Texas holds a Hex Rally to put a "hex" the Aggies, while Texas A&M's Bonfire symbolized the Aggies burning desire to beat the Longhorns.

1909: The first on-campus Aggie Bonfire was burned in 1909 in support of Texas A&M sporting event victories. However, it wasn’t until almost a decade later that Bonfire was burned specifically for the Texas game, symbolizing the Aggies’ burning desire to beat the Longhorns. Texas A&M students joined together to build the structure each year, in a process that would take weeks to complete. The stack of logs was topped with an orange outhouse and then burned after yell practice. If Bonfire stayed standing until after midnight, Aggies believed they would win the game vs. the Longhorns. Bonfire was burned each year until the 1999 collapse.

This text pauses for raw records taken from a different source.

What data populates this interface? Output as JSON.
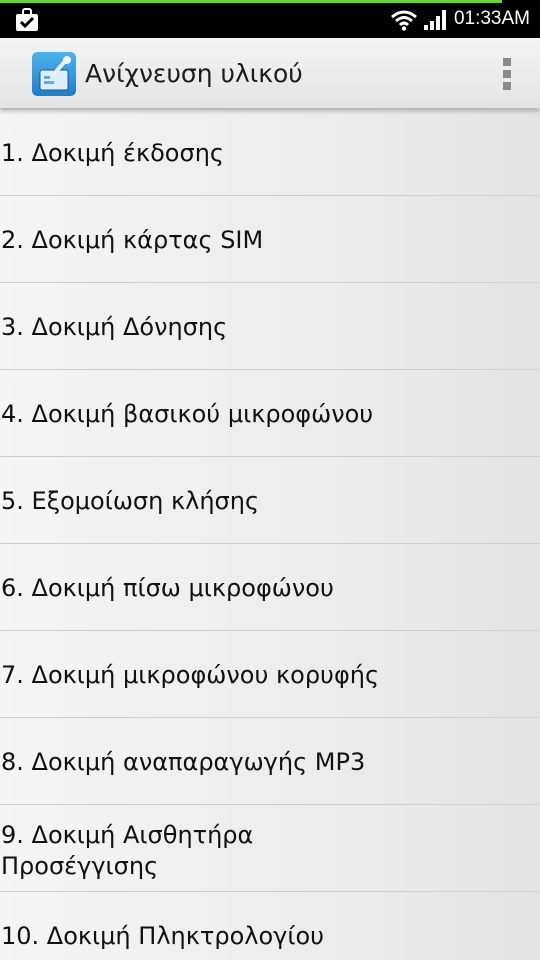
{
  "status_bar": {
    "time": "01:33AM",
    "icons": [
      "notification-check-icon",
      "wifi-icon",
      "signal-icon"
    ]
  },
  "action_bar": {
    "title": "Ανίχνευση υλικού",
    "app_icon": "hardware-test-app-icon",
    "menu_icon": "overflow-menu-icon"
  },
  "colors": {
    "status_bar_bg": "#000000",
    "progress_green": "#6fcf3a",
    "action_bar_bg": "#ececec",
    "text": "#111111",
    "divider": "#cfcfcf"
  },
  "tests": [
    {
      "label": "1. Δοκιμή έκδοσης"
    },
    {
      "label": "2. Δοκιμή κάρτας SIM"
    },
    {
      "label": "3. Δοκιμή Δόνησης"
    },
    {
      "label": "4. Δοκιμή βασικού μικροφώνου"
    },
    {
      "label": "5. Εξομοίωση κλήσης"
    },
    {
      "label": "6. Δοκιμή πίσω μικροφώνου"
    },
    {
      "label": "7. Δοκιμή μικροφώνου κορυφής"
    },
    {
      "label": "8. Δοκιμή αναπαραγωγής MP3"
    },
    {
      "label": "9. Δοκιμή Αισθητήρα Προσέγγισης"
    },
    {
      "label": "10. Δοκιμή Πληκτρολογίου"
    }
  ]
}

1941: Shortly before the Longhorns headed to College Station for the 1941 Thanksgiving Day game, a group of Texas students decided their team needed a little extra help — after all, the Longhorns had not won a game at Kyle Field in 18 years. The students visited a local fortune teller, who encouraged the students to burn red candles in the days before the game to “hex” the Aggies. They did just that, and the Longhorns won the game, 23-0. Thus was born the Hex Rally, Texas’ yearly attempt to hex Texas A&M. The rally features the Longhorn Band, the football team, coaches and thousands of attendees pass a flame lighting countless red candles while singing the “Eyes of Texas,” all in the hope of beating the Aggies.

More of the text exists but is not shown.